Inverse trigonometric function

• ${\sin }^{–1}x$ should not be confused with ${\sin }^{–1}x$. In fact ${\sin }^{–1}x={\displaystyle \frac{1}{\sin x}}$ and similarly for other trigonometric functions.

• Whenever no branch of an inverse trigonometric functions is mentioned, we mean the principle value branch of that function.

• The value of an inverse trigonometric functions which lies in the range of principle branch is called the principle value of that inverse trigonometric functions.

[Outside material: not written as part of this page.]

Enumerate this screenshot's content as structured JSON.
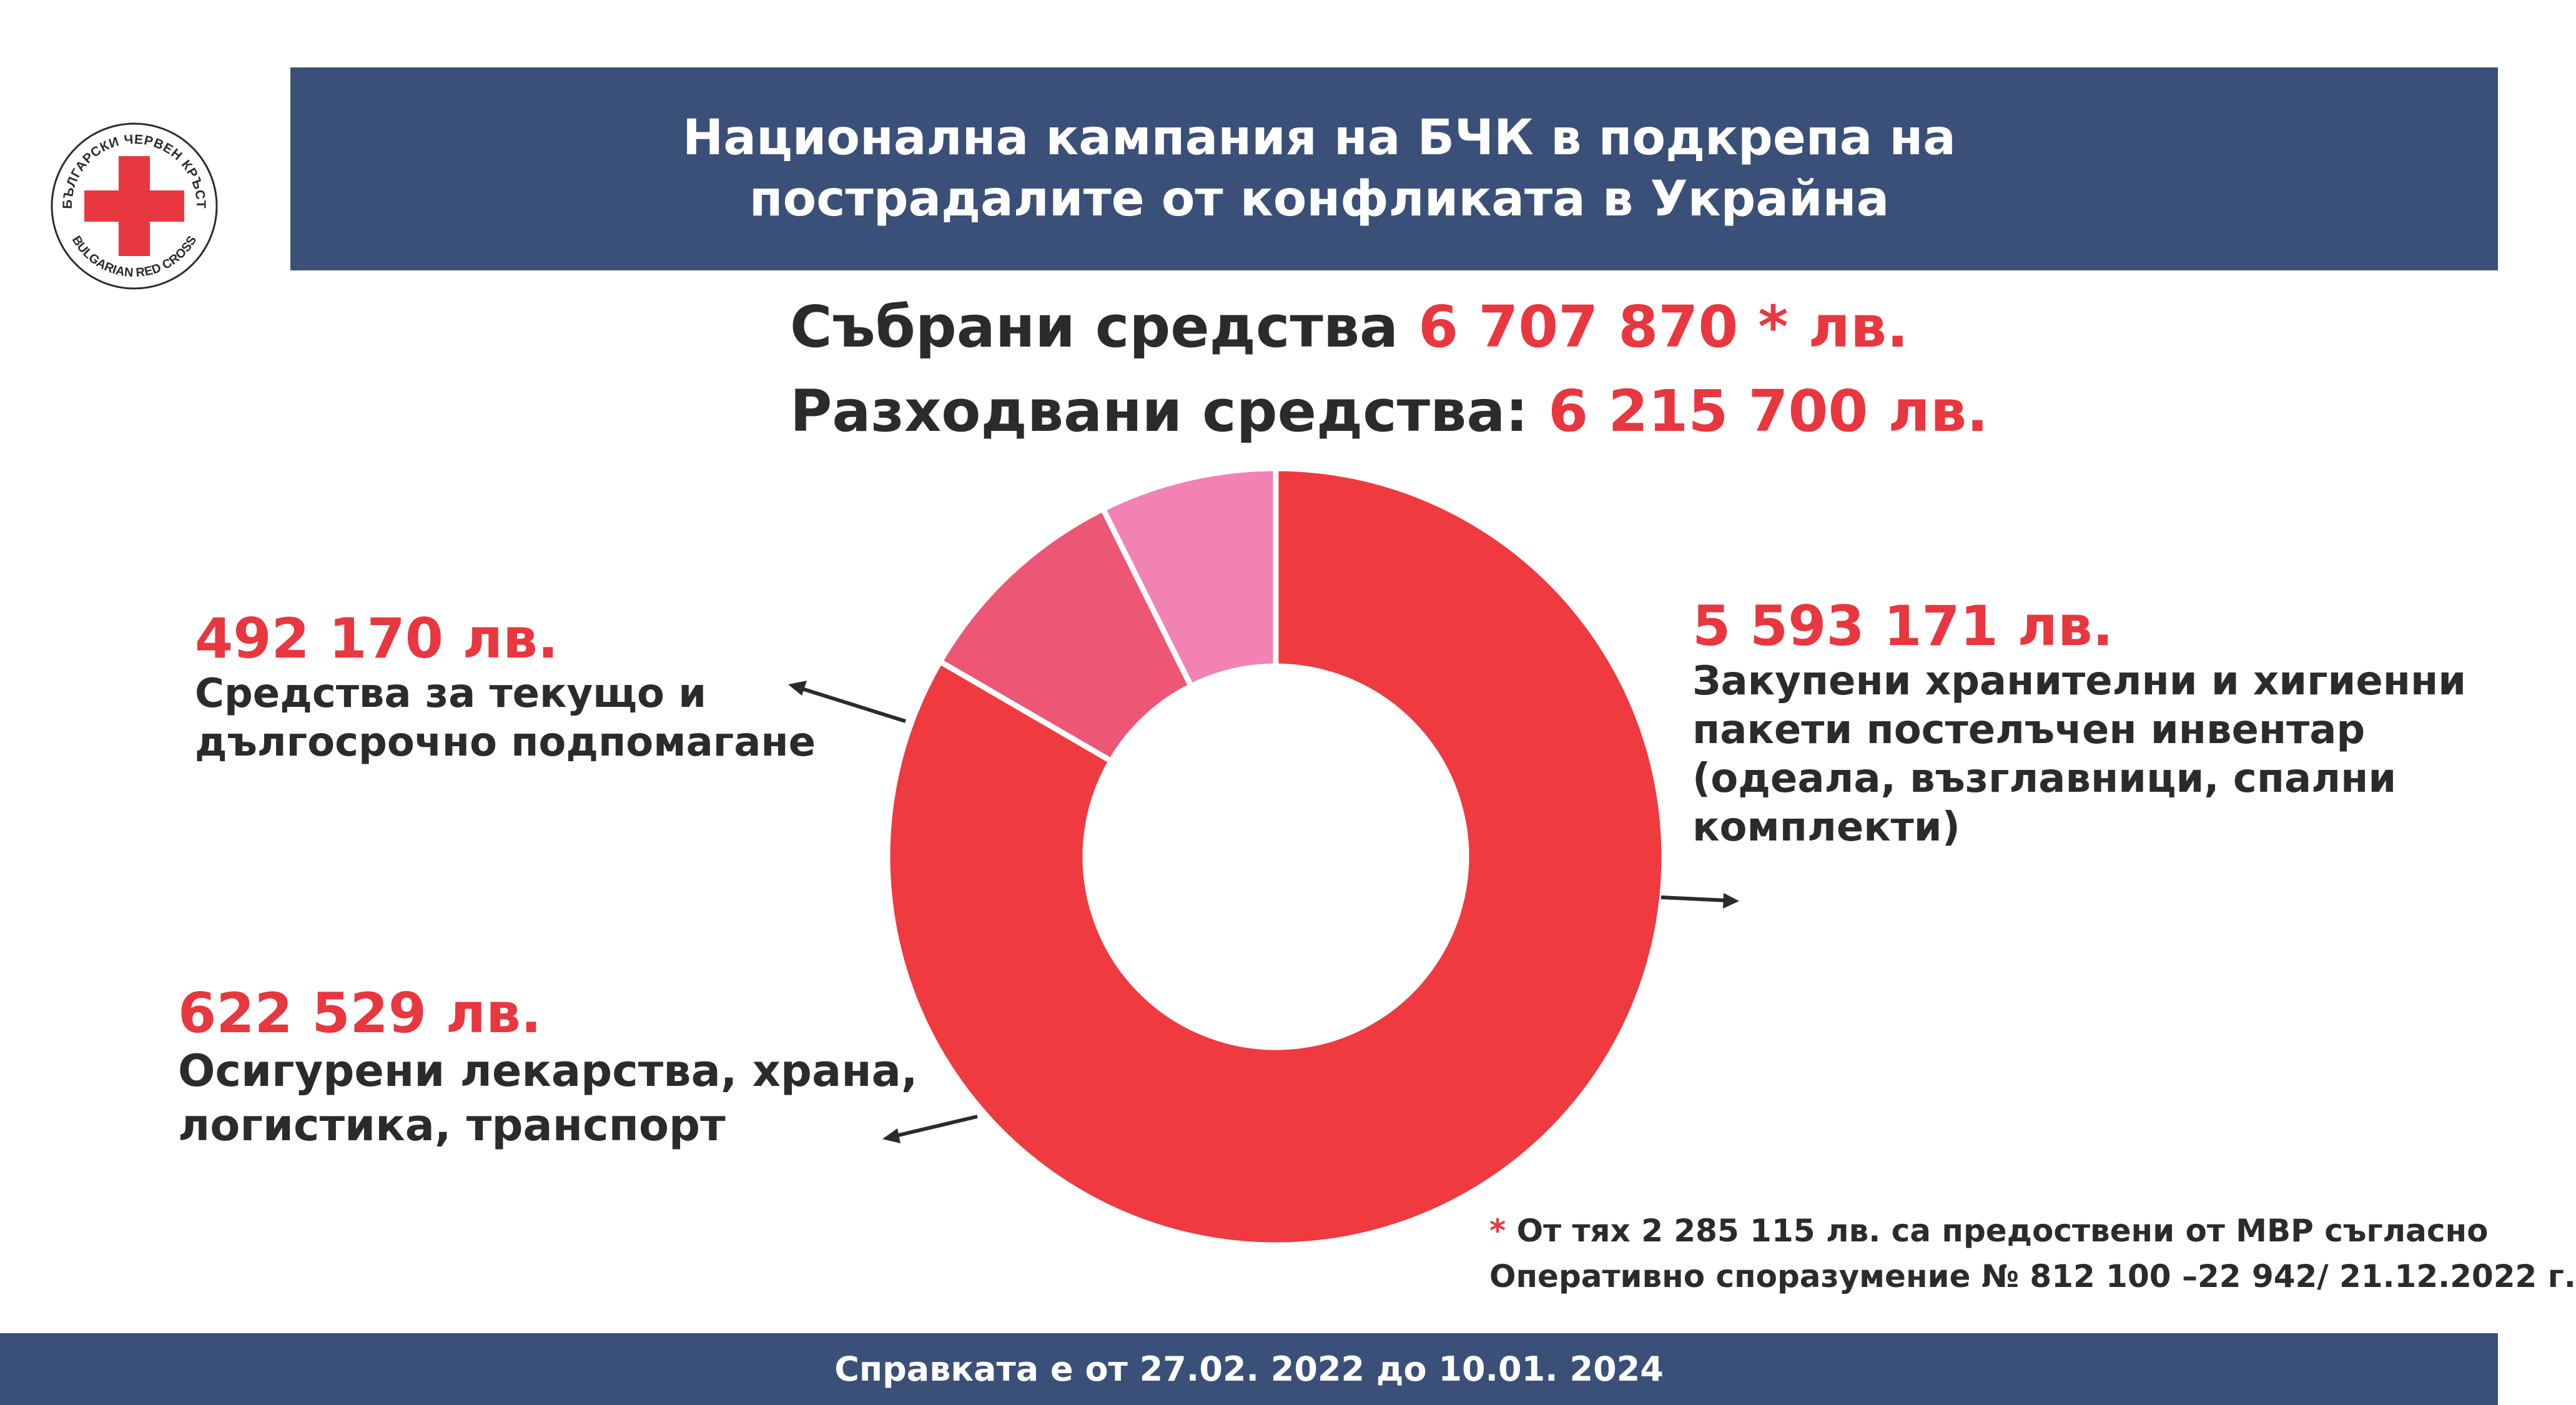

Inverse Trigonometric Functions	Domain	Range
${\sin }^{-1}$	$[-1,1]$	$[-{\displaystyle \frac{\pi }{2}},{\displaystyle \frac{\pi }{2}}]$
${\cos }^{-1}$	$[-1,1]$	$[0,\pi ]$
${\mathrm{cosec}}^{-1}$	$R-(-1,1)$	$[-{\displaystyle \frac{\pi }{2}},{\displaystyle \frac{\pi }{2}}]-\{{\displaystyle \frac{\pi }{2}}\}$
${\sec }^{-1}$	$R-(-1,1)$	$(0,\pi )-\{{\displaystyle \frac{\pi }{2}}\}$
${\tan }^{-1}$	$R$	$(-{\displaystyle \frac{\pi }{2}},{\displaystyle \frac{\pi }{2}})$
${\cot }^{-1}$	$R$	$(0,\pi )$

Example 1:

Find the principle value of ${\sin }^{-1}{\displaystyle \frac{1}{\sqrt{2}}}$.

Solution:

Let ${\sin }^{-1}({\displaystyle \frac{1}{\sqrt{2}}})=y$.Then, $\sin y={\displaystyle \frac{1}{\sqrt{2}}}$

we know the range of principle value of ${\sin }^{-1}$ is 

$[-{\displaystyle \frac{\pi }{2}},{\displaystyle \frac{\pi }{2}}]$ and $\sin [{\displaystyle \frac{\pi }{4}}]={\displaystyle \frac{1}{\sqrt{2}}}$

Therefore,principle value of ${\sin }^1({\displaystyle \frac{1}{\sqrt{2}}})$ is ${\displaystyle \frac{\pi }{4}}$

Example 2:

Find the principle value of ${\cot }^{-1}{\displaystyle \frac{-1}{\sqrt{3}}}$.

Solution:

Let ${\cot }^{-1}({\displaystyle \frac{1}{\sqrt{3}}})=y$.Then, 

$\cot y={\displaystyle \frac{-1}{\sqrt{3}}}=-\cot {\displaystyle \frac{\pi }{3}}$$=\cot (\pi -{\displaystyle \frac{\pi }{3}})=\cot ({\displaystyle \frac{2\pi }{3}})$

we know the range of principle value of ${\cot }^{-1}$ is $(0,\pi )$ and $\cot ({\displaystyle \frac{2\pi }{3}})={\displaystyle \frac{-1}{\sqrt{3}}}$

Hence the principle value of ${\cot }^{-1}{\displaystyle \frac{1}{\sqrt{2}}}$ is ${\displaystyle \frac{2\pi }{3}}$.